Doing this in reverse based on memory
Talked about my ability to dig in deep for extra reserves (fitness, but also life)
Being able to define baselines on health with my wife. Impact on me, her. Being able to incorporate shared physical activity (maybe dancing) to give reason
What does she need from me?
What happens if I go completely hands off?
Will discuss progress on my goals next time
Discussed how companionship improved
Financial backgrounds differences impact life outlooks
Ethnic backgrounds effect on how we handle money
Differences in priorities.
Career…will look for new in Feb
Financial stability.. appropriate salary…pto
CC debt free by end of 2019
Clear CC debt
Save for roof, driveway
We talked a bit about my concerns from yesterday. I’m not sure if any solution came out of it. I think at best a Luke warm non-committal to maybe do a 1 day a week sf session from my wife.

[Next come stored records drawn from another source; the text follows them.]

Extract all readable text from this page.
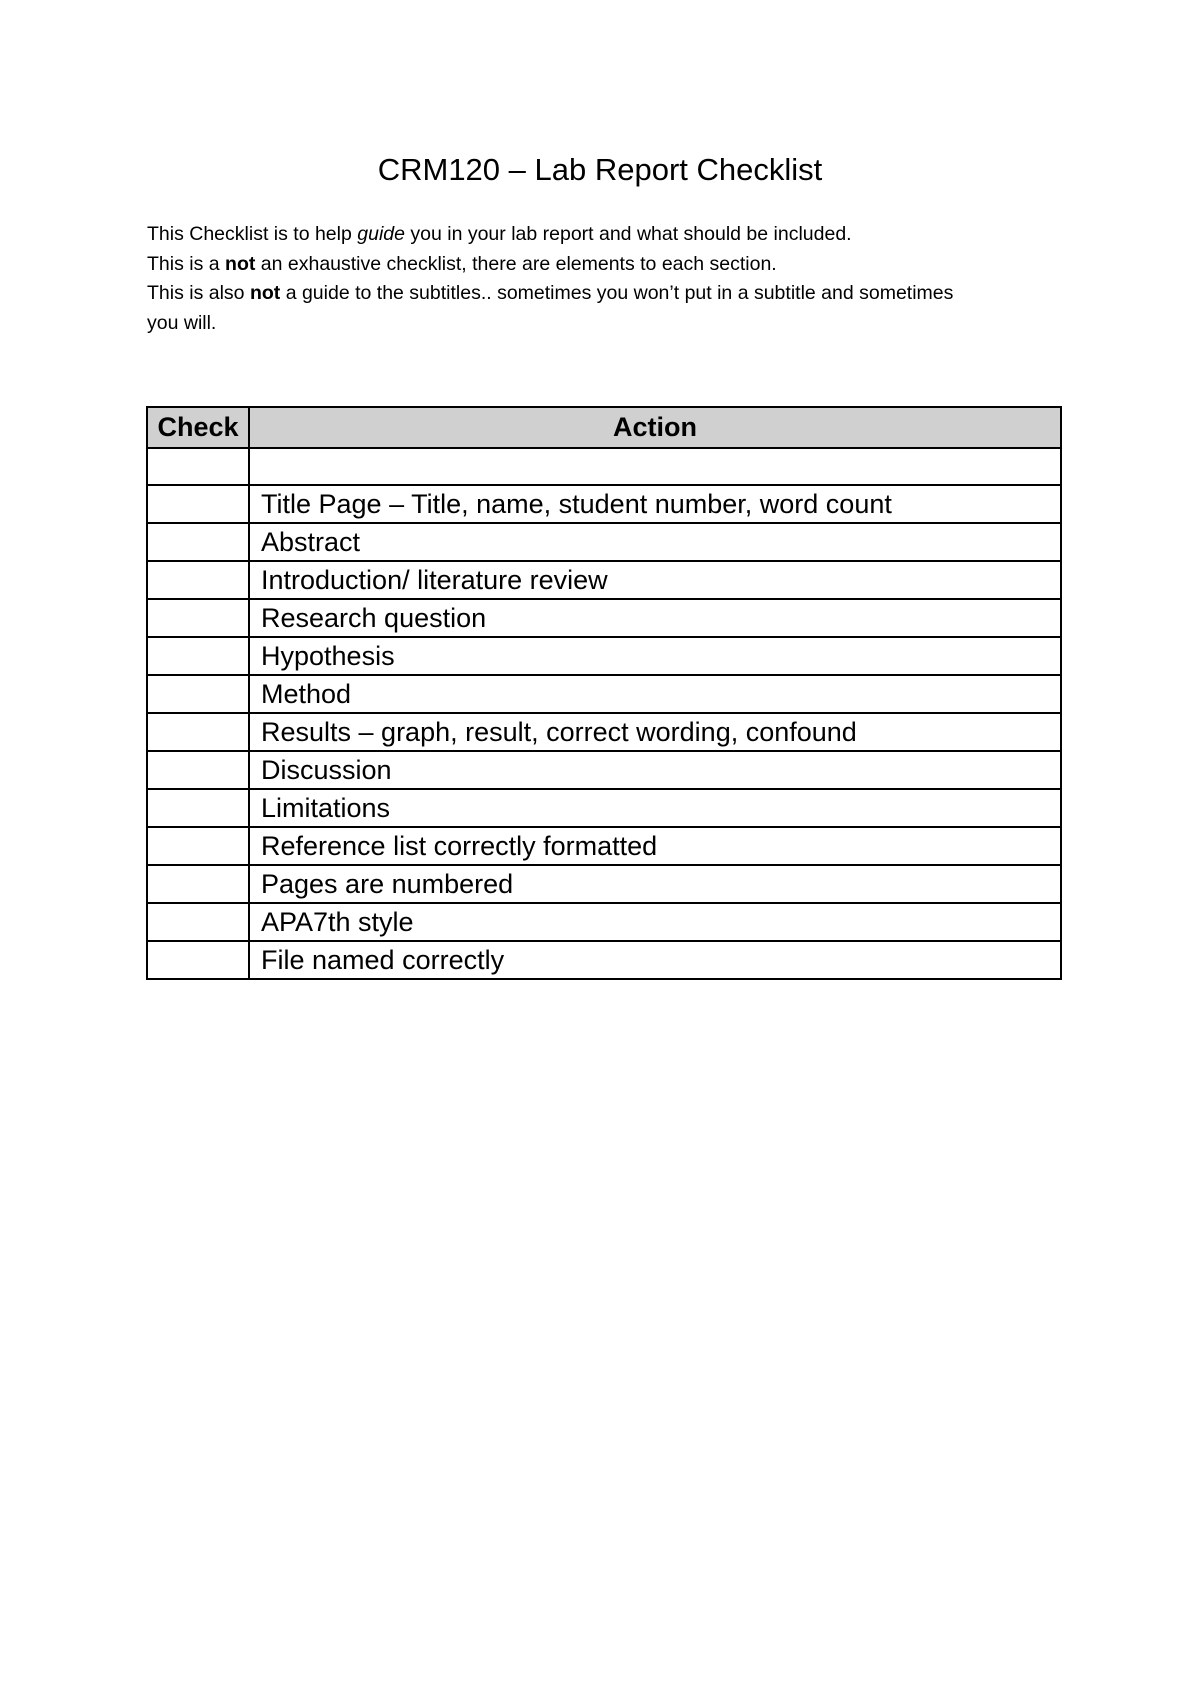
CRM120 – Lab Report Checklist

This Checklist is to help guide you in your lab report and what should be included.

This is a not an exhaustive checklist, there are elements to each section.

This is also not a guide to the subtitles.. sometimes you won’t put in a subtitle and sometimes you will.

Check	Action

	Title Page – Title, name, student number, word count
	Abstract
	Introduction/ literature review
	Research question
	Hypothesis
	Method
	Results – graph, result, correct wording, confound
	Discussion
	Limitations
	Reference list correctly formatted
	Pages are numbered
	APA7th style
	File named correctly
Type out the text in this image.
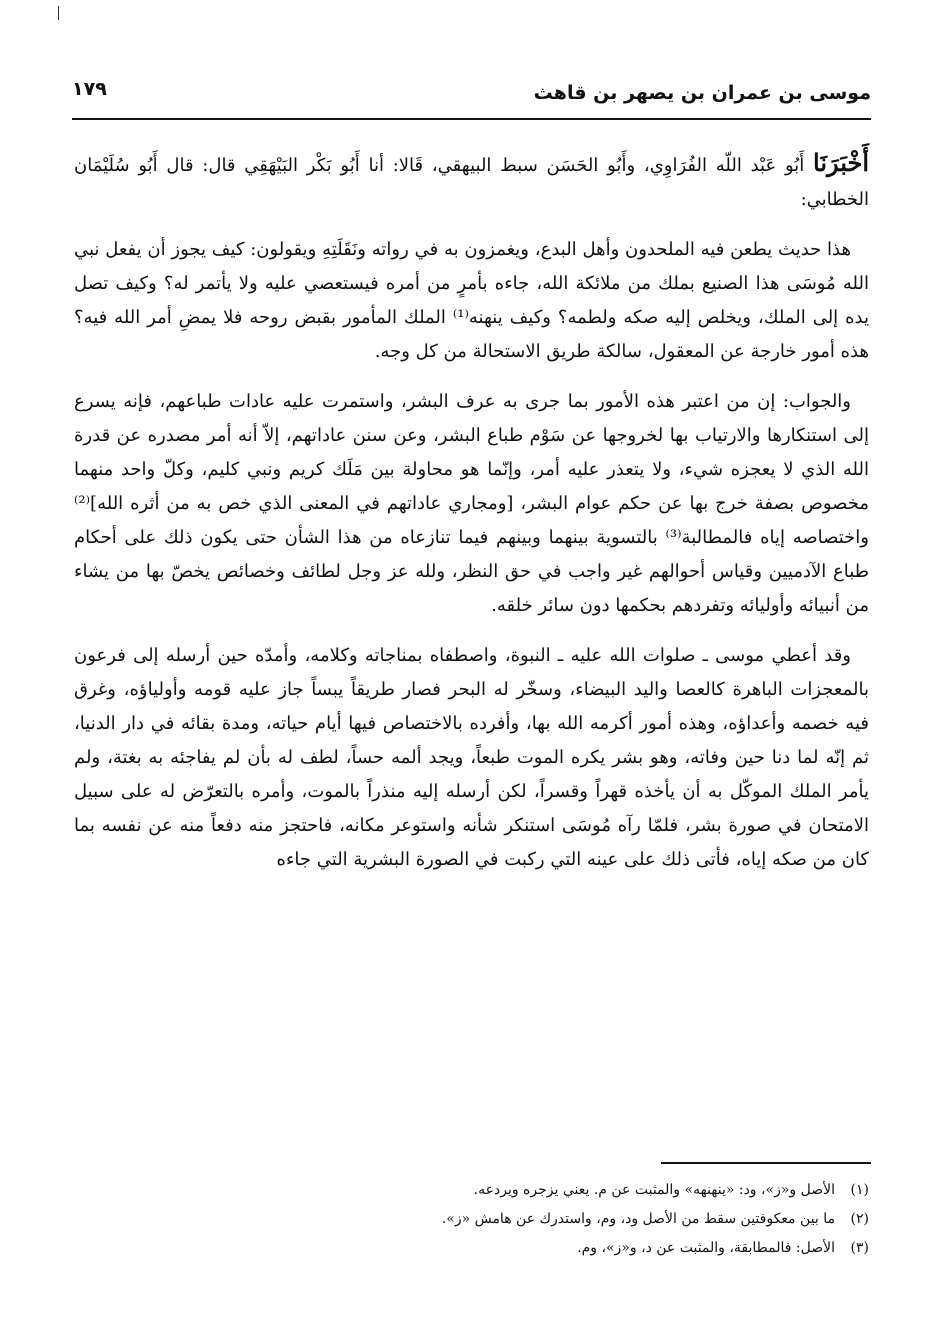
موسى بن عمران بن يصهر بن قاهث
١٧٩

أَخْبَرَنَا أَبُو عَبْد اللّه الفُرَاوِي، وأَبُو الحَسَن سبط البيهقي، قَالا: أنا أَبُو بَكْر البَيْهَقِي قال: قال أَبُو سُلَيْمَان الخطابي:

هذا حديث يطعن فيه الملحدون وأهل البدع، ويغمزون به في رواته ونَقَلَتِهِ ويقولون: كيف يجوز أن يفعل نبي الله مُوسَى هذا الصنيع بملك من ملائكة الله، جاءه بأمرٍ من أمره فيستعصي عليه ولا يأتمر له؟ وكيف تصل يده إلى الملك، ويخلص إليه صكه ولطمه؟ وكيف ينهنه⁽¹⁾ الملك المأمور بقبض روحه فلا يمضِ أمر الله فيه؟ هذه أمور خارجة عن المعقول، سالكة طريق الاستحالة من كل وجه.

والجواب: إن من اعتبر هذه الأمور بما جرى به عرف البشر، واستمرت عليه عادات طباعهم، فإنه يسرع إلى استنكارها والارتياب بها لخروجها عن سَوْم طباع البشر، وعن سنن عاداتهم، إلاّ أنه أمر مصدره عن قدرة الله الذي لا يعجزه شيء، ولا يتعذر عليه أمر، وإنّما هو محاولة بين مَلَك كريم ونبي كليم، وكلّ واحد منهما مخصوص بصفة خرج بها عن حكم عوام البشر، [ومجاري عاداتهم في المعنى الذي خص به من أثره الله]⁽²⁾ واختصاصه إياه فالمطالبة⁽³⁾ بالتسوية بينهما وبينهم فيما تنازعاه من هذا الشأن حتى يكون ذلك على أحكام طباع الآدميين وقياس أحوالهم غير واجب في حق النظر، ولله عز وجل لطائف وخصائص يخصّ بها من يشاء من أنبيائه وأوليائه وتفردهم بحكمها دون سائر خلقه.

وقد أعطي موسى ـ صلوات الله عليه ـ النبوة، واصطفاه بمناجاته وكلامه، وأمدّه حين أرسله إلى فرعون بالمعجزات الباهرة كالعصا واليد البيضاء، وسخّر له البحر فصار طريقاً يبساً جاز عليه قومه وأولياؤه، وغرق فيه خصمه وأعداؤه، وهذه أمور أكرمه الله بها، وأفرده بالاختصاص فيها أيام حياته، ومدة بقائه في دار الدنيا، ثم إنّه لما دنا حين وفاته، وهو بشر يكره الموت طبعاً، ويجد ألمه حساً، لطف له بأن لم يفاجئه به بغتة، ولم يأمر الملك الموكّل به أن يأخذه قهراً وقسراً، لكن أرسله إليه منذراً بالموت، وأمره بالتعرّض له على سبيل الامتحان في صورة بشر، فلمّا رآه مُوسَى استنكر شأنه واستوعر مكانه، فاحتجز منه دفعاً منه عن نفسه بما كان من صكه إياه، فأتى ذلك على عينه التي ركبت في الصورة البشرية التي جاءه

(١)الأصل و«ز»، ود: «ينهنهه» والمثبت عن م. يعني يزجره ويردعه.
(٢)ما بين معكوفتين سقط من الأصل ود، وم، واستدرك عن هامش «ز».
(٣)الأصل: فالمطابقة، والمثبت عن د، و«ز»، وم.
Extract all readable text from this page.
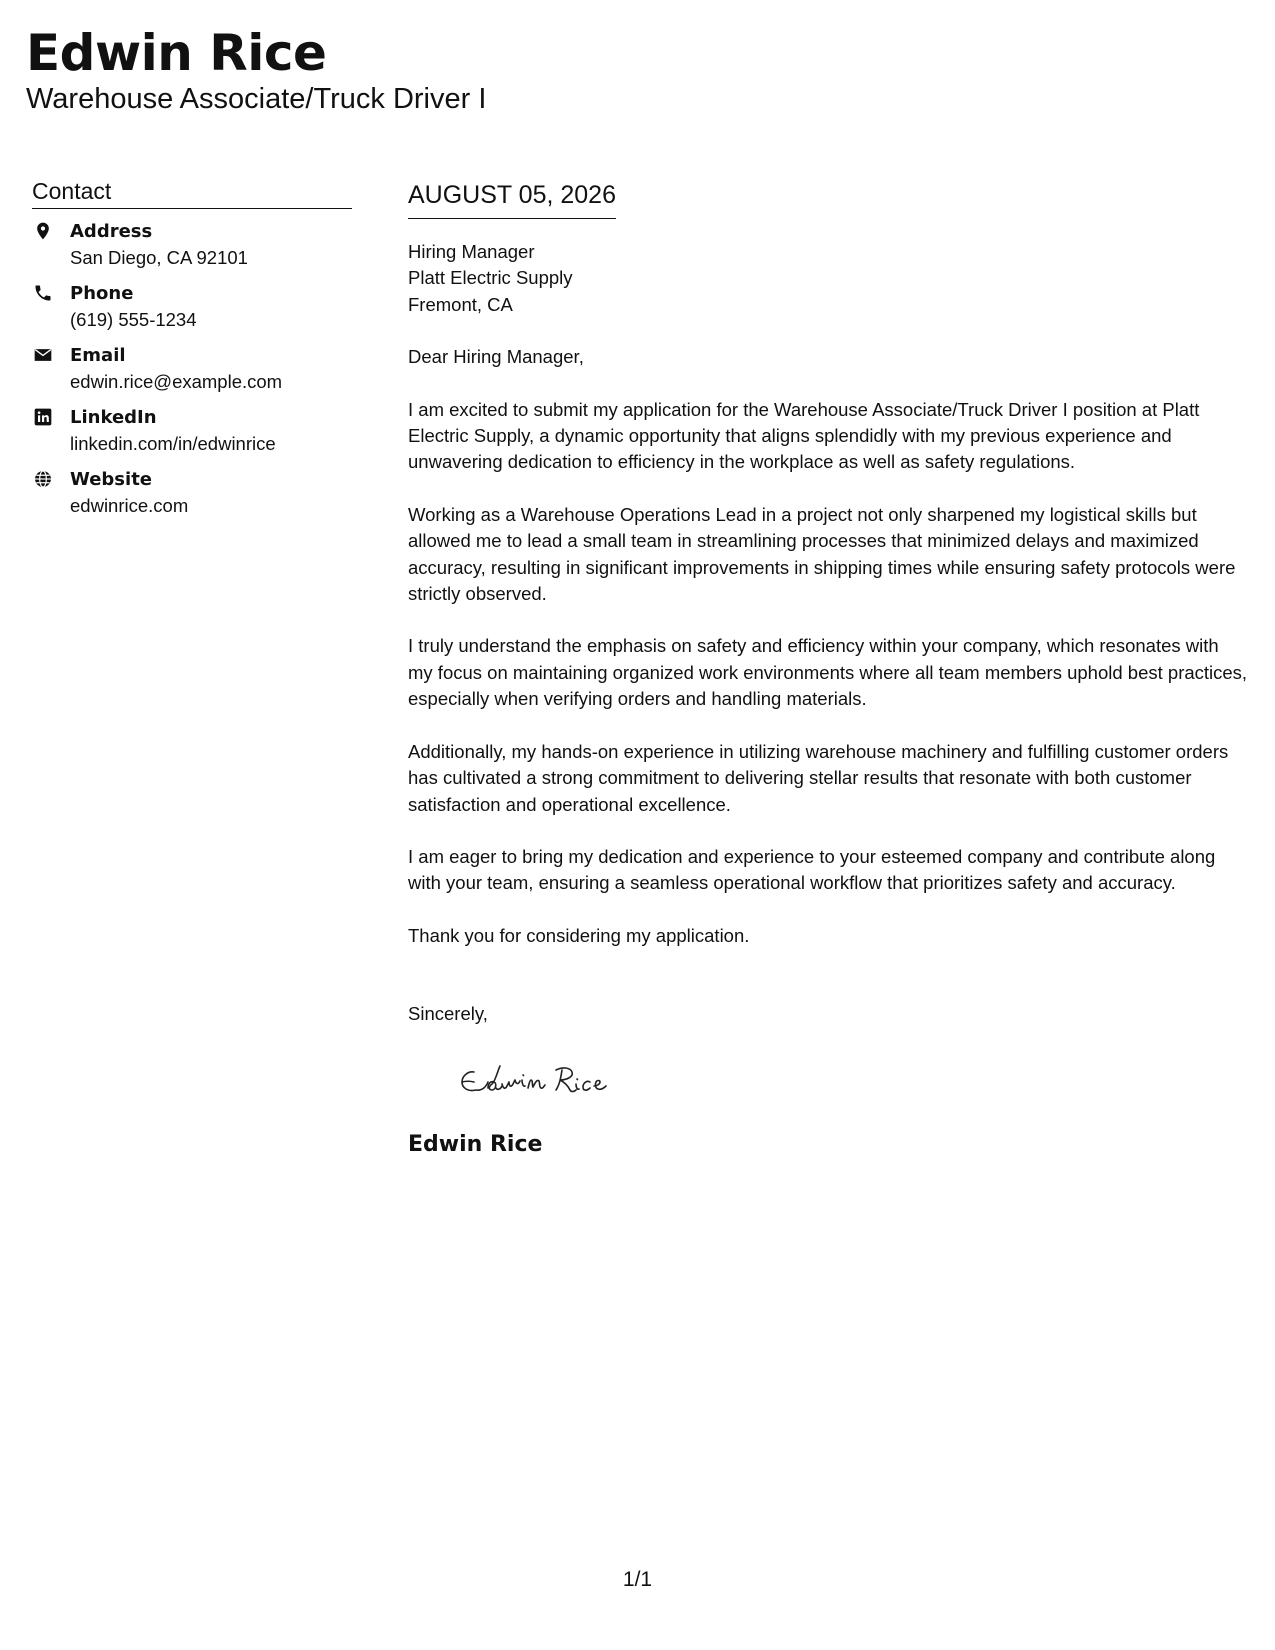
Edwin Rice
Warehouse Associate/Truck Driver I
Contact
Address
San Diego, CA 92101
Phone
(619) 555-1234
Email
edwin.rice@example.com
LinkedIn
linkedin.com/in/edwinrice
Website
edwinrice.com
AUGUST 05, 2026
Hiring Manager
Platt Electric Supply
Fremont, CA
Dear Hiring Manager,
I am excited to submit my application for the Warehouse Associate/Truck Driver I position at Platt Electric Supply, a dynamic opportunity that aligns splendidly with my previous experience and unwavering dedication to efficiency in the workplace as well as safety regulations.
Working as a Warehouse Operations Lead in a project not only sharpened my logistical skills but allowed me to lead a small team in streamlining processes that minimized delays and maximized accuracy, resulting in significant improvements in shipping times while ensuring safety protocols were strictly observed.
I truly understand the emphasis on safety and efficiency within your company, which resonates with my focus on maintaining organized work environments where all team members uphold best practices, especially when verifying orders and handling materials.
Additionally, my hands-on experience in utilizing warehouse machinery and fulfilling customer orders has cultivated a strong commitment to delivering stellar results that resonate with both customer satisfaction and operational excellence.
I am eager to bring my dedication and experience to your esteemed company and contribute along with your team, ensuring a seamless operational workflow that prioritizes safety and accuracy.
Thank you for considering my application.
Sincerely,
Edwin Rice
1/1
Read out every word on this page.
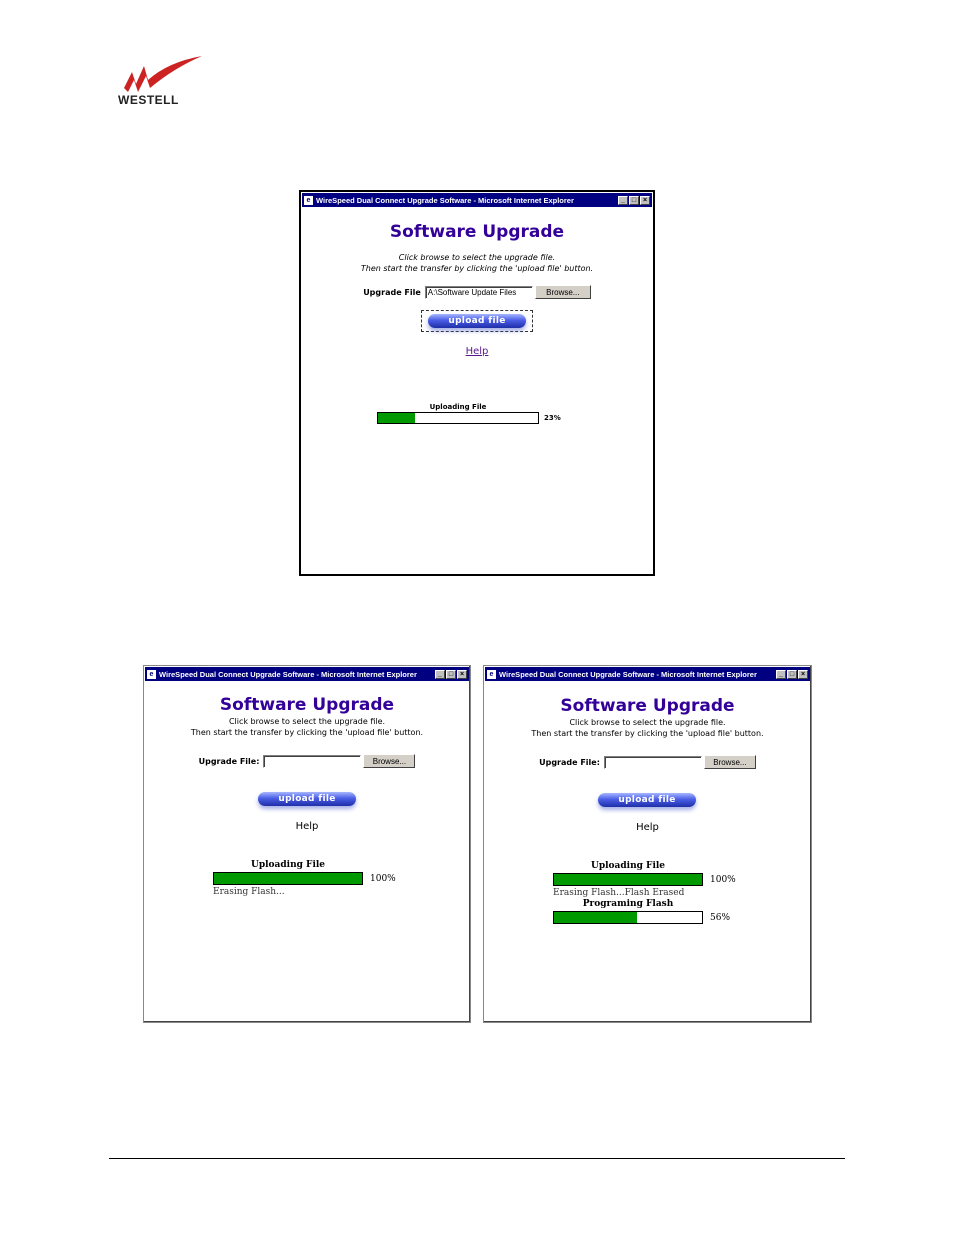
WESTELL
e WireSpeed Dual Connect Upgrade Software - Microsoft Internet Explorer	_ □ ×
Software Upgrade
Click browse to select the upgrade file.
Then start the transfer by clicking the 'upload file' button.
Upgrade File A:\Software Update Files	Browse...
upload file
Help
Uploading File
23%
e WireSpeed Dual Connect Upgrade Software - Microsoft Internet Explorer	_ □ ×
Software Upgrade
Click browse to select the upgrade file.
Then start the transfer by clicking the 'upload file' button.
Upgrade File:	Browse...
upload file
Help
Uploading File
100%
Erasing Flash...
e WireSpeed Dual Connect Upgrade Software - Microsoft Internet Explorer	_ □ ×
Software Upgrade
Click browse to select the upgrade file.
Then start the transfer by clicking the 'upload file' button.
Upgrade File:	Browse...
upload file
Help
Uploading File
100%
Erasing Flash...Flash Erased
Programing Flash
56%
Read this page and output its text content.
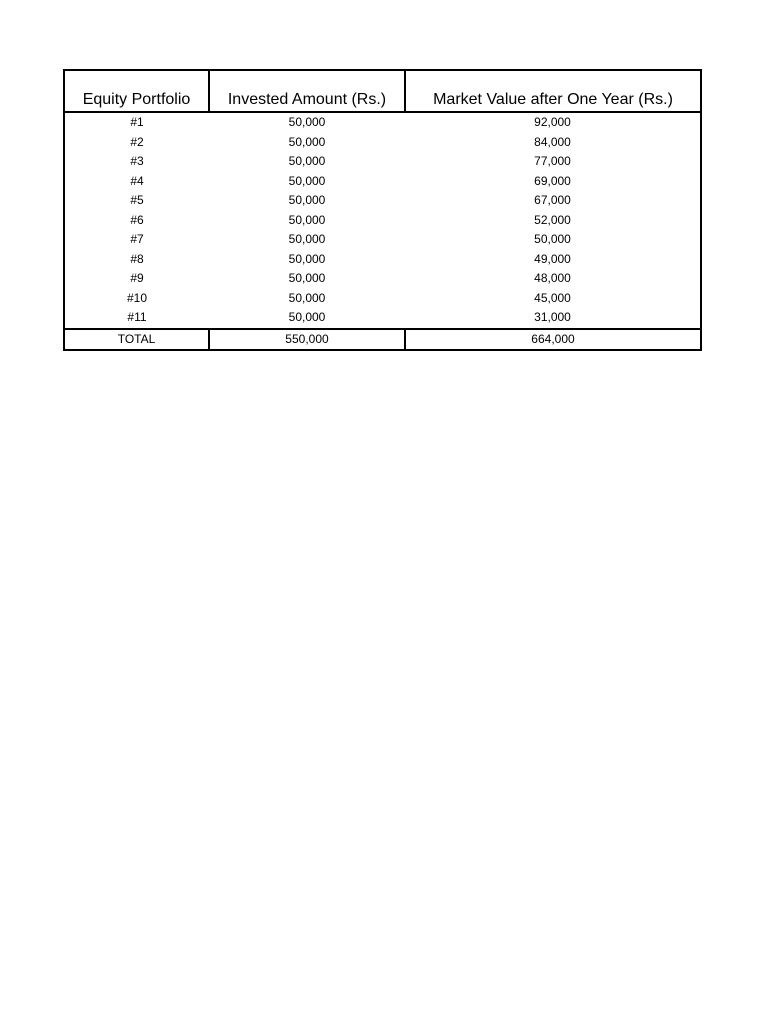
Equity Portfolio	Invested Amount (Rs.)	Market Value after One Year (Rs.)
#1	50,000	92,000
#2	50,000	84,000
#3	50,000	77,000
#4	50,000	69,000
#5	50,000	67,000
#6	50,000	52,000
#7	50,000	50,000
#8	50,000	49,000
#9	50,000	48,000
#10	50,000	45,000
#11	50,000	31,000
TOTAL	550,000	664,000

I guess I’m being asked to be what feels like eternally patient. I feel like shutting down and not bothering to try to help her anymore with the health stuff.
I think I feel sad.
We can’t avoid pain but we don’t have to suffer.
We talked about my ability to reframe a negative experience into a net positive one. Useful skill.
Example, my “failed” poly relationship led to me writing down what I consider positive and negative traits to look for in potential friends and partners.
Talked about the Amber thing at length
Take away is I need to take care of myself. Focus on what I like about myself. I define my positive qualities. I have only get one me.
I can state consequences of actions without trying to control anyone. I.e if a person is going to move away, I wouldn’t be able to sustain a relationship. Doing so does not mean I disapprove of their action. If they view it that way, that is them creating their own meaning.